Thursday, February 27, 2020

Ash Wednesday Coda 2020: Harvey Weinstein


Harvey Weinstein: An Ash Wednesday Coda
As I was wrapping up my homily last evening, standing in the aisle at Christ Church, Rock Spring Parish, speaking on the symbolism of, “You are dust , and to dust you shall return,” and that moment of creation in Genesis 2 when God breathes into a handful of dust, animating the first human, and as we are told in Genesis 1, “ So God created humankind in his image, in the image of God he created them; male and female he created them;” I commented on how from the beginning of time, we are created equal, male and female.

Then, I felt the need to depart from my prepared remarks. Harvey Weinstein, I said. As I heard the verdict announced in his New York trial, and how this was a “monumental step forward” for our society in addressing how men, especially men in power positions, mistreat, abuse and assault women, I was initially relieved to hear that he had been charged on two counts, but that then I found myself shaking my head in disbelief. How could it be in the year 2020, one hundred years after the 19th Amendment and Women’s Suffrage, 2000 years after Jesus, and three or more thousand years after so much of the Biblical tradition advocates for women that we hail an incremental moment in the cause for women in America and the world, how can it be that we see this as “monumental” when it ought to be simply the right judgment on behalf of women who at this very moment are being abused, assaulted, placed in cages at our southern border, and suffering further degradation in our country’s prisons.

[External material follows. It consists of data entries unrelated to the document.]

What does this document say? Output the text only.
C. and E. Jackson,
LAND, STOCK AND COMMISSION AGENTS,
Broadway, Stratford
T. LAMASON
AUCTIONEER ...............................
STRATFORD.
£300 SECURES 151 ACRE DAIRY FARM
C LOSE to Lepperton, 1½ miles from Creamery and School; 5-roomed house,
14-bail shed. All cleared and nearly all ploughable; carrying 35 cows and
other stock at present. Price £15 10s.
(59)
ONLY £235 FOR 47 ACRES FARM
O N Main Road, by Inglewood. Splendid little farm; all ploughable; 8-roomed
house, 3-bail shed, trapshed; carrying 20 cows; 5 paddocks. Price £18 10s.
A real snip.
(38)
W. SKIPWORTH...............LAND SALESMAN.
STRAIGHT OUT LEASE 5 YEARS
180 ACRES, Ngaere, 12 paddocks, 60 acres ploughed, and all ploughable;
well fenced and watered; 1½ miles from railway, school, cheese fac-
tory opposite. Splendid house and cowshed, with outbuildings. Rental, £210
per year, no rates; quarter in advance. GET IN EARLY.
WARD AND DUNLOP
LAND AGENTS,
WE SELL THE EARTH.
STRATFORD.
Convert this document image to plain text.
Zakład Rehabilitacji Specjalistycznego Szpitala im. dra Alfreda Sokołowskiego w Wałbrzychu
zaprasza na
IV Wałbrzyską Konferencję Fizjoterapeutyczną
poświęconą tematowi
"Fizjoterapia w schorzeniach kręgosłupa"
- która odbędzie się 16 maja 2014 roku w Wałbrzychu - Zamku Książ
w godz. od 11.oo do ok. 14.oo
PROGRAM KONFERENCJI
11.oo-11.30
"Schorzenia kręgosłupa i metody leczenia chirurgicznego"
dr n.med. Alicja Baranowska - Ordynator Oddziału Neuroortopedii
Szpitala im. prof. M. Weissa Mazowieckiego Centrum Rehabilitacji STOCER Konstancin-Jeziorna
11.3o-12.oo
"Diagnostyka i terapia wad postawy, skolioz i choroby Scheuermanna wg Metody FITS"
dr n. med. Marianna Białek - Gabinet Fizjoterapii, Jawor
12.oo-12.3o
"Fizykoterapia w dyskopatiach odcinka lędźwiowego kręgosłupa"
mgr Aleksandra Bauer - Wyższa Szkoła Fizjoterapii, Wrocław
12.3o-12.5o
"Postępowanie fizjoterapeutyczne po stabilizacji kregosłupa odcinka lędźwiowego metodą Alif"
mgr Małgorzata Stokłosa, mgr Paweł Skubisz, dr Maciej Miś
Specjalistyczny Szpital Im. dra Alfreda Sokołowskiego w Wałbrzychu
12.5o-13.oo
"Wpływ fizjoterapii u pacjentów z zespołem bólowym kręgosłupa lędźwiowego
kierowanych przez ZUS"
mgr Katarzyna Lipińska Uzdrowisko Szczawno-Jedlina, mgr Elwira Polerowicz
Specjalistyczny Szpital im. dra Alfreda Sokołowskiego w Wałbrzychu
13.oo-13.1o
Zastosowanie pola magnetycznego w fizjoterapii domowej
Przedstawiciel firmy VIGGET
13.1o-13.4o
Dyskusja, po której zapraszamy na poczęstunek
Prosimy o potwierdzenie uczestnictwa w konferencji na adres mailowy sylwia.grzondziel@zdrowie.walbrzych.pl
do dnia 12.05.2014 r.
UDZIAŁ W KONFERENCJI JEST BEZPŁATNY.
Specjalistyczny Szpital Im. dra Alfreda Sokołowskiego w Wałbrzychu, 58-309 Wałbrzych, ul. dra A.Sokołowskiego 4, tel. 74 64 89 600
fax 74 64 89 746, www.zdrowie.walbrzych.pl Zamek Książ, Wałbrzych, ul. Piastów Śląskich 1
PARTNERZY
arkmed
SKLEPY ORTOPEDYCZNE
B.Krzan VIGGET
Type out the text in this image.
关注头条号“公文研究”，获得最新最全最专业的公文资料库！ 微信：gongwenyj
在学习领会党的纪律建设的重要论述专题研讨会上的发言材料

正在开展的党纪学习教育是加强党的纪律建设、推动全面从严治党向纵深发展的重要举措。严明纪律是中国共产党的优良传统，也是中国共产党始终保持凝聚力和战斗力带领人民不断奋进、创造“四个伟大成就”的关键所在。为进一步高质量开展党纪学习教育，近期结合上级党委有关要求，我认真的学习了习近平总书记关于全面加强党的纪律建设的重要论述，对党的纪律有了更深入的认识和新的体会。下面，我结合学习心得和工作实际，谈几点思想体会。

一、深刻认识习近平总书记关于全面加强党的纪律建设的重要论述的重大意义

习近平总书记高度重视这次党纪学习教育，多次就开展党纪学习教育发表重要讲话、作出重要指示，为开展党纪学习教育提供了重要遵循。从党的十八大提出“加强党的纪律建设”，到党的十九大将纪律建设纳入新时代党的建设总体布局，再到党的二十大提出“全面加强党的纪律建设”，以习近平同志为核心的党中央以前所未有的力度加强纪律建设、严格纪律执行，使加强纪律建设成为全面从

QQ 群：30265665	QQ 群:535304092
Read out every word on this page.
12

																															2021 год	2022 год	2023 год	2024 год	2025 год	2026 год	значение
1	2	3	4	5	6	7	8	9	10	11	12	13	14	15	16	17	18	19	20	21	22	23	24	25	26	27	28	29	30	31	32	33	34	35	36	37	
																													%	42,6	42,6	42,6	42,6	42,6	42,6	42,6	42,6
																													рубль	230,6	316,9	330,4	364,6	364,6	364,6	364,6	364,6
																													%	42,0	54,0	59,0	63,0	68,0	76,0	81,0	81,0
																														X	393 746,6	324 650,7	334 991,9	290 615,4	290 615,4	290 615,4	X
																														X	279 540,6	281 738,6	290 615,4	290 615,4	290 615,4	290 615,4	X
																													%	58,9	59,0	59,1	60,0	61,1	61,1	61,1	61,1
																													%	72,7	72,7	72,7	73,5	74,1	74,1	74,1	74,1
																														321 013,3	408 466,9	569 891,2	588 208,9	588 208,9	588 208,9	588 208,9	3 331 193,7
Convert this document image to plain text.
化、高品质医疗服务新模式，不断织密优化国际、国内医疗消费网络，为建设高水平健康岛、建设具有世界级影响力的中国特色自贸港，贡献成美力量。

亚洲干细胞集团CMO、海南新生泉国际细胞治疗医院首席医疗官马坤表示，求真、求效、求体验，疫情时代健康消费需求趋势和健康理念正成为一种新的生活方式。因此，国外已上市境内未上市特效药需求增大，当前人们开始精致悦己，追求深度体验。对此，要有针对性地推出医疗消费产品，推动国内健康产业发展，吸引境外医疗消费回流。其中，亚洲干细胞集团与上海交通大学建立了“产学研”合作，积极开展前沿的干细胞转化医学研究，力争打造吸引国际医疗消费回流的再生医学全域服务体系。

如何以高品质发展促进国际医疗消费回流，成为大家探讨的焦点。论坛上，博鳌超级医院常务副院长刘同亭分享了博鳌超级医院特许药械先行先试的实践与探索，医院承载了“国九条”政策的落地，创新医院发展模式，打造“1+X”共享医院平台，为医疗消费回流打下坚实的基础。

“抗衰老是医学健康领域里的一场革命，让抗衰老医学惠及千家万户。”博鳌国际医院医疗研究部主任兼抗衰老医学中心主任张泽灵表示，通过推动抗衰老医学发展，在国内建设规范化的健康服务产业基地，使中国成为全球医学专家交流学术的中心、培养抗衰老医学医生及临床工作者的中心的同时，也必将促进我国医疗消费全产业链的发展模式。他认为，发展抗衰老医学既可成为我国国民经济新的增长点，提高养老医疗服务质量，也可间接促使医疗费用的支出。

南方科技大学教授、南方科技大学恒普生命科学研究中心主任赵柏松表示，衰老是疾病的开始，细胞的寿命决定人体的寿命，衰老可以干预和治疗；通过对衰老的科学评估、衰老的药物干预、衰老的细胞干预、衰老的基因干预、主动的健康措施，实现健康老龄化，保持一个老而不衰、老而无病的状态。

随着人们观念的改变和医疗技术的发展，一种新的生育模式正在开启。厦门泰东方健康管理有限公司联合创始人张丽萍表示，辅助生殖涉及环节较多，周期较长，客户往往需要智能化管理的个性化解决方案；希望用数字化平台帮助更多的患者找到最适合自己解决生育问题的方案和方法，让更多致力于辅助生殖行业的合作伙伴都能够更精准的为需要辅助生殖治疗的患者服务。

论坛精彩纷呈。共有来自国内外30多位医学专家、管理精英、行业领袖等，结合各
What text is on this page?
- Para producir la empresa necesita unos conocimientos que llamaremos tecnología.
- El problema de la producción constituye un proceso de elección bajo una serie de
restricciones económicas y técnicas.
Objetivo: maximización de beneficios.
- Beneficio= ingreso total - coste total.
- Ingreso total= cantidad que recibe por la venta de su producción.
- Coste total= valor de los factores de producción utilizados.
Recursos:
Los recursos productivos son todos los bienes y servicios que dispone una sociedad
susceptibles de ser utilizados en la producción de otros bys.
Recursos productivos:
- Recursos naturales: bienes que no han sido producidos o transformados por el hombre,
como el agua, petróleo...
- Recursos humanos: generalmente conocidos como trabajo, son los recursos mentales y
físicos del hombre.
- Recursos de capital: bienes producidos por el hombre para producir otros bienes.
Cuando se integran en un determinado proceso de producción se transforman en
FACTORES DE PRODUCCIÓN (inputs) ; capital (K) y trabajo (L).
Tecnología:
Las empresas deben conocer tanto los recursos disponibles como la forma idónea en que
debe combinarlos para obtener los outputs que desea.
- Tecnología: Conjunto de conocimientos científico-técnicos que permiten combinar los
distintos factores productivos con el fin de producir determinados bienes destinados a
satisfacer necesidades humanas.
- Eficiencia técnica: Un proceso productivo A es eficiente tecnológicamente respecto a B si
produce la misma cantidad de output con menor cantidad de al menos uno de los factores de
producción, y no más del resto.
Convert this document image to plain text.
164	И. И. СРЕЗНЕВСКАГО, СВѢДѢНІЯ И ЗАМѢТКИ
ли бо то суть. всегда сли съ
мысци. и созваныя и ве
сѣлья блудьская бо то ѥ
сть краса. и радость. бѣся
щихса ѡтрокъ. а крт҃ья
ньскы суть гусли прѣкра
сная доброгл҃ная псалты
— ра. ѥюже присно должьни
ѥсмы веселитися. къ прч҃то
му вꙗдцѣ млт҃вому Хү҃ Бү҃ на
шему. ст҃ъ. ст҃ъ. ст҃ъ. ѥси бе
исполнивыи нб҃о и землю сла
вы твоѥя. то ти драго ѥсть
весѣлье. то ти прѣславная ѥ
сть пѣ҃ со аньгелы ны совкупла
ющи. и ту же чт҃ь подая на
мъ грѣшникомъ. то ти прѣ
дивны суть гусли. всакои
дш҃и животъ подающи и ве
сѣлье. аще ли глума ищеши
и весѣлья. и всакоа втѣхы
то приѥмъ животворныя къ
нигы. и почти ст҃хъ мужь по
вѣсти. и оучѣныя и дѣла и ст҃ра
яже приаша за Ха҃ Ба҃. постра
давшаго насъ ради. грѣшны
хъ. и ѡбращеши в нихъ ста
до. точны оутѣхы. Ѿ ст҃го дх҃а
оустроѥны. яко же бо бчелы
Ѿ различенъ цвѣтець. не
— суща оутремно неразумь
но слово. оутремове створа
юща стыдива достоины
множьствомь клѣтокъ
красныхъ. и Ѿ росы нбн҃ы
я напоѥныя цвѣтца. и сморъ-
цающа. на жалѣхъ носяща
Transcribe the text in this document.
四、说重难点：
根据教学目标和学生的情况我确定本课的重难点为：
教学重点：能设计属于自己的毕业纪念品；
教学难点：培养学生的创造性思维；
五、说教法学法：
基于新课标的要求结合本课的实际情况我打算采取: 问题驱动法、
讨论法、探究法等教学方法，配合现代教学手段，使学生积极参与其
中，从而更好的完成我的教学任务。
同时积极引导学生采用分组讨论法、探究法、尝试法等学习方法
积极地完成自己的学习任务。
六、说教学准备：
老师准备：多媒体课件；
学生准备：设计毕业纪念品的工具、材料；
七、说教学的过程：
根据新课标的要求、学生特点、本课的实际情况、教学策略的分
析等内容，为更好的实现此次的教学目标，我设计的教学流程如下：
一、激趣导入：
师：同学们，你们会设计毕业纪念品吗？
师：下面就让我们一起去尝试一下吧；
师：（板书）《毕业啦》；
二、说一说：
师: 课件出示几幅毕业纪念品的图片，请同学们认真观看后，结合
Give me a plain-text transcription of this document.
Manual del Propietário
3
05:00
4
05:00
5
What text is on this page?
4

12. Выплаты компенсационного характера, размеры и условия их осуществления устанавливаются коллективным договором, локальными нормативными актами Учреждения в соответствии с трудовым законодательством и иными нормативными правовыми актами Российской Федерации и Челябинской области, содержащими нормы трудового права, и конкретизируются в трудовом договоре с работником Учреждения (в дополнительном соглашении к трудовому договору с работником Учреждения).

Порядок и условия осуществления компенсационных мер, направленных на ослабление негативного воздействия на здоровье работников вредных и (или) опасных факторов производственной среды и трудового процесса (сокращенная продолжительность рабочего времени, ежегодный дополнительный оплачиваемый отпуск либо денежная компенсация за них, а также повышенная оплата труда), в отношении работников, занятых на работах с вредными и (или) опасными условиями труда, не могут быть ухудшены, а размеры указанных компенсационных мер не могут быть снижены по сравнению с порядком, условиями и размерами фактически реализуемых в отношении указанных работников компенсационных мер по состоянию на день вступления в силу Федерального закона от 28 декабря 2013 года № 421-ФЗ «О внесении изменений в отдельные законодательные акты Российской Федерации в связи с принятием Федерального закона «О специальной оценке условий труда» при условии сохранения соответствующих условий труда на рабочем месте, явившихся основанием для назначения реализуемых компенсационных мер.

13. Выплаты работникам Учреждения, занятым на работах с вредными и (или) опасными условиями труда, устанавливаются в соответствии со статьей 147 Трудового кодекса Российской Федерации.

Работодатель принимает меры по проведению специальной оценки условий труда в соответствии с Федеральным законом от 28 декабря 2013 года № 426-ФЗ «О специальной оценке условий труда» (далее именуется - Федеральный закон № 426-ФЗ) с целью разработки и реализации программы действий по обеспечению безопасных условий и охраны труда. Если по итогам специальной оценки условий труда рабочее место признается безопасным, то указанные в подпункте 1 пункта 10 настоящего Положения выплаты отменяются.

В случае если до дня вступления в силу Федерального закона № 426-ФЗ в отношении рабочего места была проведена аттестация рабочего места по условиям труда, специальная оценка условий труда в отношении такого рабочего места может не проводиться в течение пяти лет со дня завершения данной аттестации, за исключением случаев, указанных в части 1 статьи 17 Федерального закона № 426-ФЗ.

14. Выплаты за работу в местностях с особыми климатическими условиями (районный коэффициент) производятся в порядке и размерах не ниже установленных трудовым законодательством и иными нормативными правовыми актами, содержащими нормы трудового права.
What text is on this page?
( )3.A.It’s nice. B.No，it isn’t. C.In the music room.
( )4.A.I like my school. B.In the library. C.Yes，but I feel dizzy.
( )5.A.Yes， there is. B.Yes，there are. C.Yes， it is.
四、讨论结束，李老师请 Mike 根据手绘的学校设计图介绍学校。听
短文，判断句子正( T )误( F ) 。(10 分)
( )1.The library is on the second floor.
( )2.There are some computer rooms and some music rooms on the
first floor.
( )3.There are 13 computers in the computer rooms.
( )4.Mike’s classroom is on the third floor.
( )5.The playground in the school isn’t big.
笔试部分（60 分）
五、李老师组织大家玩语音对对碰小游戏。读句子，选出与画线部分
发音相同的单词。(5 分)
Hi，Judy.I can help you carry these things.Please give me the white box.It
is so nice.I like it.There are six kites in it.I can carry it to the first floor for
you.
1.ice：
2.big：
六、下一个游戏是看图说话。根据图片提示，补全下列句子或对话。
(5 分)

We are told, by Weinstein’s lawyer, that he is “in disbelief” in the verdict. Disbelief. While thousands of women are in disbelief that they have not been accorded justice in their own cases. That rape kits sit on shelves in police departments across the land not being tested. That women are asked and even encouraged to sign waivers not to prosecute rape and abuse charges by those empowered to protect them and enforce the laws.

I found myself shaking as I disclosed my disbelief that we are still in such an abysmal place in defending the rights of women that we have the temerity to see this one judgment against this one powerful man as “a monumental step forward.” Until there is justice and a sense of equality for women both here and around the world, we are in no way making monumental steps forward as human beings. We clearly have a long way to go. A long long way to go. It just needed to be said before we could move forward in the confession of our individual and corporate societal sins last evening. And today. And every day going forward.